Le plus jeune prétendant à la présidence de République vous déshabille. D’un regard pénétrant, à la fois doux et impudique, il vous plonge dans une intimité gênante. Vous vous sentez alors touché(e) en plein cœur, comme une jeune fille intimidée devant ce grand garçon héroïque, révolutionnaire et justicier. On ne lui connaissait pas ce côté pervers. Comme quoi on peut être facteur, gagner moins de 1500 € par mois et avoir encore du désir. Que fixe-t-il vraiment ? Des salariés en colère regroupés aux portes d’une usine de métallurgie menacée de délocalisation ? Le leader d’extrême gauche semble indifférent à la multitude qui grouille derrière lui, et qui disparaît dans une vieille tapisserie ou une toile cirée de cuisine prolétaire. Où est passée sa révolte, son indignation permanente ? Dans sa veste en jean d’éternel adolescent, Olivier Besancenot s’abîme dans la contemplation. Serait-ce une jeune militante qui passe au loin sur son vélo ? A moins que ce ne soit la Porsche Cayenne rutilante du patron garée sur le parking. "Nom du Ché ! Je me la payerais bien !"

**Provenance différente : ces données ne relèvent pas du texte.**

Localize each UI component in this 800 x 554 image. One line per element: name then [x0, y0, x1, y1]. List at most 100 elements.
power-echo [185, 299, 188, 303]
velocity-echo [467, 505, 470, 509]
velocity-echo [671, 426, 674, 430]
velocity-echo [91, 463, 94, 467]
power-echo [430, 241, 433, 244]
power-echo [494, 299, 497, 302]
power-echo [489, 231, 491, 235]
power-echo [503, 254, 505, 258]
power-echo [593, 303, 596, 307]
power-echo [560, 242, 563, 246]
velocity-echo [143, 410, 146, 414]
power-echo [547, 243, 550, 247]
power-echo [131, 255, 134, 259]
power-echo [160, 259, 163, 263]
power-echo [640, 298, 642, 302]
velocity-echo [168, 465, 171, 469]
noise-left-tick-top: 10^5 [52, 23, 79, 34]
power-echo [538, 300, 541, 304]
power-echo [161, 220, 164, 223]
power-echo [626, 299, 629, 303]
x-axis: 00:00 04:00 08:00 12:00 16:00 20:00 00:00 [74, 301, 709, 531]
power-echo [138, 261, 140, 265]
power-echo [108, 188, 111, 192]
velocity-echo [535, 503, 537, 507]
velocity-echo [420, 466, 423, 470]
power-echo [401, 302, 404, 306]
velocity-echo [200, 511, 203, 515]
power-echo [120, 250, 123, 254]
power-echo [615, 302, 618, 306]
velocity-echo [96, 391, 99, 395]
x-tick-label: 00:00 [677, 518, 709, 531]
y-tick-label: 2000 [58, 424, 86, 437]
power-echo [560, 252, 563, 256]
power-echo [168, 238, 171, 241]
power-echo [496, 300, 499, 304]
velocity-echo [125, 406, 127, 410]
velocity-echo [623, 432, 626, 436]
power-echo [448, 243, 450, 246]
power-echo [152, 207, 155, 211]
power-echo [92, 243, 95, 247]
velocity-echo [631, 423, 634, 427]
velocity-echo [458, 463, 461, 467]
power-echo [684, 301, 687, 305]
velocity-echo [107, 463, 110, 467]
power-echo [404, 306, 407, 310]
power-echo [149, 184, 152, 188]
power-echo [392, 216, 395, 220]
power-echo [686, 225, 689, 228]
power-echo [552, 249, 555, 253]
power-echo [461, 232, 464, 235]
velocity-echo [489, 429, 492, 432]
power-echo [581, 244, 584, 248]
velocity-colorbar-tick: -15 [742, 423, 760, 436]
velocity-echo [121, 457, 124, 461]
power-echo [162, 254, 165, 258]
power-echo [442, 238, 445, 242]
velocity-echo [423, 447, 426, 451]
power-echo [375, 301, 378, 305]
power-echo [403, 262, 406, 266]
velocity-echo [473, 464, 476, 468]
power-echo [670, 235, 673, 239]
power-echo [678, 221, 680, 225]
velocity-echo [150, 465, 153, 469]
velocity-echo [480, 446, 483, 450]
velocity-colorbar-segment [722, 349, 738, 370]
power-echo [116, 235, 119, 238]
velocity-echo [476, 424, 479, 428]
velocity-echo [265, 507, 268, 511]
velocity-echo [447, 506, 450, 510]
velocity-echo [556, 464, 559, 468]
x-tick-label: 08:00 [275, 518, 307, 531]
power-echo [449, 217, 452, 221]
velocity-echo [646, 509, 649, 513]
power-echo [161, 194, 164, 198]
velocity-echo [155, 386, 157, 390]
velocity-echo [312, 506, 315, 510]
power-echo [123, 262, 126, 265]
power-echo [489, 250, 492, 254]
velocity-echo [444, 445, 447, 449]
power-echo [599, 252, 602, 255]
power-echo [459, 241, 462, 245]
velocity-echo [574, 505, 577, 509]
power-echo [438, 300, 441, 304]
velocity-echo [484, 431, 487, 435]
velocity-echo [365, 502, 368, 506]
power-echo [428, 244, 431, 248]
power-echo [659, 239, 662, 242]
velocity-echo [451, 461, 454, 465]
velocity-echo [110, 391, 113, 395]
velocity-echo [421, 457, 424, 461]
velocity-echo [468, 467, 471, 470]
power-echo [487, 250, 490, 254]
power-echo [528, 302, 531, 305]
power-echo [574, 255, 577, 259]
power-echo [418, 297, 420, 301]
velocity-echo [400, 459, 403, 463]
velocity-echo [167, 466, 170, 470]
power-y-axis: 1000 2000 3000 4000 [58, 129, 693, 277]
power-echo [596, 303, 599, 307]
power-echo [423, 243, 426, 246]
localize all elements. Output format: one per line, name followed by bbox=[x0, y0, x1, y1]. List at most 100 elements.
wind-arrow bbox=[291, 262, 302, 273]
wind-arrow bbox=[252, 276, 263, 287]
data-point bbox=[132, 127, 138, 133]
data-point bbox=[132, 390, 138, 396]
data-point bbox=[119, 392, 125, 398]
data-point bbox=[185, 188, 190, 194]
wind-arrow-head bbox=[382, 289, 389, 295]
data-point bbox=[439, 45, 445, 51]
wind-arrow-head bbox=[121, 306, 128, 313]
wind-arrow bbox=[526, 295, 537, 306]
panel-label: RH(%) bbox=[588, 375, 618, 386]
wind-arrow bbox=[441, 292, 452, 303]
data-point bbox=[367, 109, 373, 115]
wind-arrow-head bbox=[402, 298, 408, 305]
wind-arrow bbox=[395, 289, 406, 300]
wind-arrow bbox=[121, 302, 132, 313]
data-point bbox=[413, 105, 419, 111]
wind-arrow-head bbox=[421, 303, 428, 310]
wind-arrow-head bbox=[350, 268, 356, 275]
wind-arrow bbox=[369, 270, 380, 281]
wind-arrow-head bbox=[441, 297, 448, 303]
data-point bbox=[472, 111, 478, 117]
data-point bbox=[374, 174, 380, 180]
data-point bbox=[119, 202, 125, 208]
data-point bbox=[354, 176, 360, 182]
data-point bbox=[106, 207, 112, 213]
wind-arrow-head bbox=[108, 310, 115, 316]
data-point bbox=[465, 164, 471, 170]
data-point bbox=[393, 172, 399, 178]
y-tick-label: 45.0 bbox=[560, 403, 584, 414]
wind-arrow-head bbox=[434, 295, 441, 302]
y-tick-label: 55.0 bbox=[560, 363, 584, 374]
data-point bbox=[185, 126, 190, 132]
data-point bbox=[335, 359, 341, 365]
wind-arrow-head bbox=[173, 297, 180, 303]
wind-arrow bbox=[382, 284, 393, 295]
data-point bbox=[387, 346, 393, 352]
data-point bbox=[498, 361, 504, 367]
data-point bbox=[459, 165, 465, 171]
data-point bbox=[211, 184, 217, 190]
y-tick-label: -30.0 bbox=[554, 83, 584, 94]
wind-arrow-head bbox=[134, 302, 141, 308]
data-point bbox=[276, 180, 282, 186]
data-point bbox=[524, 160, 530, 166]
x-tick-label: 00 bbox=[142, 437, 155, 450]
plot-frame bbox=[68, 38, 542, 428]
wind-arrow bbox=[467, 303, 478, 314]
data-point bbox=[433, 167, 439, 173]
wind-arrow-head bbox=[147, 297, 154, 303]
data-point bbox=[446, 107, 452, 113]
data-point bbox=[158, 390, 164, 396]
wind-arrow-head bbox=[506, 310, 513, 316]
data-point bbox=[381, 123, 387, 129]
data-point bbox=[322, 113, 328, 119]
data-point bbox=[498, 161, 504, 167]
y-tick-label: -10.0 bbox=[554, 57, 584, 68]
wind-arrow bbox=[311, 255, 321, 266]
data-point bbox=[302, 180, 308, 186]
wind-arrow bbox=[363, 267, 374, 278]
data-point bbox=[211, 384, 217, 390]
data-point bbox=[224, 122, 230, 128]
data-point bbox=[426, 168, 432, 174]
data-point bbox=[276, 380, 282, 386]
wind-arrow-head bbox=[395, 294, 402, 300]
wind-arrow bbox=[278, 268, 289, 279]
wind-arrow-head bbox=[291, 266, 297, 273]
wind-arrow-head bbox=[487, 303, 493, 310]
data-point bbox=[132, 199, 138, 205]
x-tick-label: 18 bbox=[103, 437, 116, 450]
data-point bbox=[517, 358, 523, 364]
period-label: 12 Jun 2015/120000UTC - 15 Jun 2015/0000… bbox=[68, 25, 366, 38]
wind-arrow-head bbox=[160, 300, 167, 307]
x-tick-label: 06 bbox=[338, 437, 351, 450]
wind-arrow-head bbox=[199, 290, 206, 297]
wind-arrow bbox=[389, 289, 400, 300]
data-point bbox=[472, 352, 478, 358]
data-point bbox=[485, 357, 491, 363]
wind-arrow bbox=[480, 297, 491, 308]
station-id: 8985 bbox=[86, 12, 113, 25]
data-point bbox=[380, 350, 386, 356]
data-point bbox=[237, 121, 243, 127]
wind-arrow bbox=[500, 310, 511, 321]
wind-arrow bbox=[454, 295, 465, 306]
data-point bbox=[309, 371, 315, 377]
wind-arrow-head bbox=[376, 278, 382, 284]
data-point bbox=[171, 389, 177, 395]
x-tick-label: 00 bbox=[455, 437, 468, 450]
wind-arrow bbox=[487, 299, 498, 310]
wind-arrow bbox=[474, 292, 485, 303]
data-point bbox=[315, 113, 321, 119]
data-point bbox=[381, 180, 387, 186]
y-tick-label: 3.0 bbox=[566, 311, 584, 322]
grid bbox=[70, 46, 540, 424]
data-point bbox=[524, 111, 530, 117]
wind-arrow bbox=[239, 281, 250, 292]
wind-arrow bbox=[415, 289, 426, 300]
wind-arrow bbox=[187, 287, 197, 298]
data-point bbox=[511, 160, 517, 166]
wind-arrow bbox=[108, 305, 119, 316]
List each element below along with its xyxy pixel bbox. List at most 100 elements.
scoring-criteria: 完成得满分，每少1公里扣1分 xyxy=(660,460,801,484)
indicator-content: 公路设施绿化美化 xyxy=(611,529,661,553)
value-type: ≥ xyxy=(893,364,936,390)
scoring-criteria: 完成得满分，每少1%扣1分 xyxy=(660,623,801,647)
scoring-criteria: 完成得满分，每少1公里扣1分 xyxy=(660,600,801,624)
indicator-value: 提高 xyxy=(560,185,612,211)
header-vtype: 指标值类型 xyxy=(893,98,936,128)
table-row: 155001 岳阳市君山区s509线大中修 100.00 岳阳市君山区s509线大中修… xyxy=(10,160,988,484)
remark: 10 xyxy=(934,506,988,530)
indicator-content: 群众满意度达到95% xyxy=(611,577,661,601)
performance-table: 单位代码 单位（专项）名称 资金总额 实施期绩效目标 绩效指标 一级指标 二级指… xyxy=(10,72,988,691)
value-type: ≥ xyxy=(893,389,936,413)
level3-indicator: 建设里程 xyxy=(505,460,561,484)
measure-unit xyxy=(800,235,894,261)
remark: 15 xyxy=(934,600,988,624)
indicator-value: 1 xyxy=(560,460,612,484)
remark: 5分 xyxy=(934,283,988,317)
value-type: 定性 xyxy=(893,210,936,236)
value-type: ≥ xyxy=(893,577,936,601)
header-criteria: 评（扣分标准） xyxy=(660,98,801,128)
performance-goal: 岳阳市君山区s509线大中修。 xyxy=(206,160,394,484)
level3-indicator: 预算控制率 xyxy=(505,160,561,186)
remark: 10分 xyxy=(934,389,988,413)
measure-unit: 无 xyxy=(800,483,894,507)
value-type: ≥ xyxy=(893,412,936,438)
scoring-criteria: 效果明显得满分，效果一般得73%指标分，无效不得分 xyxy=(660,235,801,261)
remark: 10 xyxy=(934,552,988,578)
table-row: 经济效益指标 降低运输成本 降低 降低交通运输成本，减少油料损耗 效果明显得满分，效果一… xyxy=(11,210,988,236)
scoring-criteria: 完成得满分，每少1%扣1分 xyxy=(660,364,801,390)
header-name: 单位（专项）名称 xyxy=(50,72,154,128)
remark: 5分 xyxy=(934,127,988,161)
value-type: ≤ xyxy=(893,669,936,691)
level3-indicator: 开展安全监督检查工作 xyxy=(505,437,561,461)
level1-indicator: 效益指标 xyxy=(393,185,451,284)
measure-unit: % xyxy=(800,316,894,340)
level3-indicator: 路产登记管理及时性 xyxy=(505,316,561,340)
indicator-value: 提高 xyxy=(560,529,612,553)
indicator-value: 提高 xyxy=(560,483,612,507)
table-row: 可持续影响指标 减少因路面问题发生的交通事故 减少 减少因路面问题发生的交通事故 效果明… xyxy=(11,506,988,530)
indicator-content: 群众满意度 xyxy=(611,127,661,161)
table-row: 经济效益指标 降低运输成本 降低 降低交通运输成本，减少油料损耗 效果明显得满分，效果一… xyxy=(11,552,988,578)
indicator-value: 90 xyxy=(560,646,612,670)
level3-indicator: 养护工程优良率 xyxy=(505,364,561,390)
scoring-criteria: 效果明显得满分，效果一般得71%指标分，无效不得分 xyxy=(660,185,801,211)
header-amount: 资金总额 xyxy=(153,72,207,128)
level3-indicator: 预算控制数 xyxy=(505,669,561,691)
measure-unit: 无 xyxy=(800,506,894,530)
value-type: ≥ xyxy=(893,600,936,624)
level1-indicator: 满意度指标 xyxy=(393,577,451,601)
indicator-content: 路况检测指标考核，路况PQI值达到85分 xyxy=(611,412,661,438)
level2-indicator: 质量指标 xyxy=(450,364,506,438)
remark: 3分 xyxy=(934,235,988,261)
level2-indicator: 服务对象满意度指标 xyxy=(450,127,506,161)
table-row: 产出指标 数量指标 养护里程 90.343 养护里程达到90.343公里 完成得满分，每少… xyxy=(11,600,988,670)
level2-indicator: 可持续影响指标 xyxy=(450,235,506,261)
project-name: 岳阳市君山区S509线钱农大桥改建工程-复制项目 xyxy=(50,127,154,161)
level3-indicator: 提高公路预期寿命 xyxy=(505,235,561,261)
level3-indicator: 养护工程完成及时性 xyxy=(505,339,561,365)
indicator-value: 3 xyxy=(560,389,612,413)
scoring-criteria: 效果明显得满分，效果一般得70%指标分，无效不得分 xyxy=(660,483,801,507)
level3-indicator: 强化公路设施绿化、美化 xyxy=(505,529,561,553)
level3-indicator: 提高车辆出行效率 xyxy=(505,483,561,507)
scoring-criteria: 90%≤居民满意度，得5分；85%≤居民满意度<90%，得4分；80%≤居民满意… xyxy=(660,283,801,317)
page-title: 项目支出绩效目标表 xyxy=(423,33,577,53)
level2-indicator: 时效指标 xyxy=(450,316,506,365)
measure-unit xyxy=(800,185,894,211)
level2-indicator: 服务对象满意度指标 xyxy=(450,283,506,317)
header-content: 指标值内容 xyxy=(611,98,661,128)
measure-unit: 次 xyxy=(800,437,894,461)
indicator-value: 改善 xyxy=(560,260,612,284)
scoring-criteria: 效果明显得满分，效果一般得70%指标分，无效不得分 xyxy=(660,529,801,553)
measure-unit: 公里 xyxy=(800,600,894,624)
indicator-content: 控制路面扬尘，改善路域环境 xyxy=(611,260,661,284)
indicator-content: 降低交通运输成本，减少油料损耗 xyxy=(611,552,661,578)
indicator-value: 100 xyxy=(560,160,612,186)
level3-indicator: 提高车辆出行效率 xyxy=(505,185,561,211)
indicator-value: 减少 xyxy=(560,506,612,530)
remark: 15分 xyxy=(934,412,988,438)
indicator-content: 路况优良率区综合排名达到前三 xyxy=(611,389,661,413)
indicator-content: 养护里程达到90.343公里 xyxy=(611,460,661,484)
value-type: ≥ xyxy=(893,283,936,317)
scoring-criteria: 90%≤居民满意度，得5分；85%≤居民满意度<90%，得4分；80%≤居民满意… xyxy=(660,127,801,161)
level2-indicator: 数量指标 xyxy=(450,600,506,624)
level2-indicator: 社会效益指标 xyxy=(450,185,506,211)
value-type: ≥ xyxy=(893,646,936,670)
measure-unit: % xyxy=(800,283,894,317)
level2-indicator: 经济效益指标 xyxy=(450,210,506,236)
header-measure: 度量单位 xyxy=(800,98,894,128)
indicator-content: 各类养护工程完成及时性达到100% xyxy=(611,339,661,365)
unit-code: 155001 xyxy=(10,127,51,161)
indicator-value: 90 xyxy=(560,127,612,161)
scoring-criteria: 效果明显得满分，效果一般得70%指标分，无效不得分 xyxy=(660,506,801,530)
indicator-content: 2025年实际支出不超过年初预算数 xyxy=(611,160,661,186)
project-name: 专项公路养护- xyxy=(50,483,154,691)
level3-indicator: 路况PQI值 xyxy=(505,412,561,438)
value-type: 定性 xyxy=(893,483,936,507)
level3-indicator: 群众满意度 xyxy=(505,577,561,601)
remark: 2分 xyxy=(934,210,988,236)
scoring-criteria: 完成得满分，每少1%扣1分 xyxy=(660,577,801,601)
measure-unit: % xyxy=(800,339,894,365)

Le chantre du patriotisme apparaît grandeur nature dans un ciel bleu que rien ne vient troubler, pas même un vol d’oiseaux migrateurs… Gros plan métaphysique sur une tête servie sans accompagnement, avec deux petits yeux malicieux et un sourire goguenard entouré de rides envahissantes. L’intrusion macroscopique du candidat anti-immigration dans tous les foyers français ne passera pas inaperçue, contrairement à ses suffrages... "Regardez-moi, il n’y a rien d’autre à voir ! N’ayez pas honte d’être ce que vous êtes", semble-il nous dire. "Si vous n’êtes pas noirs, arables, musulmans, homosexuels ou toxicomanes… alors soyez entier, déployez votre identité à 100%. Je vous laisserai respirer l’air pur de France. Voyez ma tête, elle prend de la place n’est-ce pas ? Eh bien si je suis élu, des têtes… j’en couperai plein !"
C'est sans doute le plus flamboyant de nos candidats, malgré ses lunettes de guinguoi et sa puissante mâchoire déformée par trop de bile déversée. Montre en argent, pochette en soie, boutons de manchettes dorés... Avec l’âge, cet amoureux violent du drapeau tricolore devient de plus en plus coquet et séducteur. Dans sa posture d’athlète victorieux, il paraît en grande forme pour livrer son dernier combat. Le bras tendu pour montrer le chemin à la France au devant d'un chatoiement bleu blanc rouge. La scène relève pourtant du burlesque. On rigole bien au FN, la dérision a fini par prendre le pas sur la raison. En fait de nous montrer le chemin, Jean-Marie nous dit adieu, il tire sa révérence. C’était un canular, son dernier coup d'éclat, l’ultime hurlement d'une bête mourante. Juste pour la forme.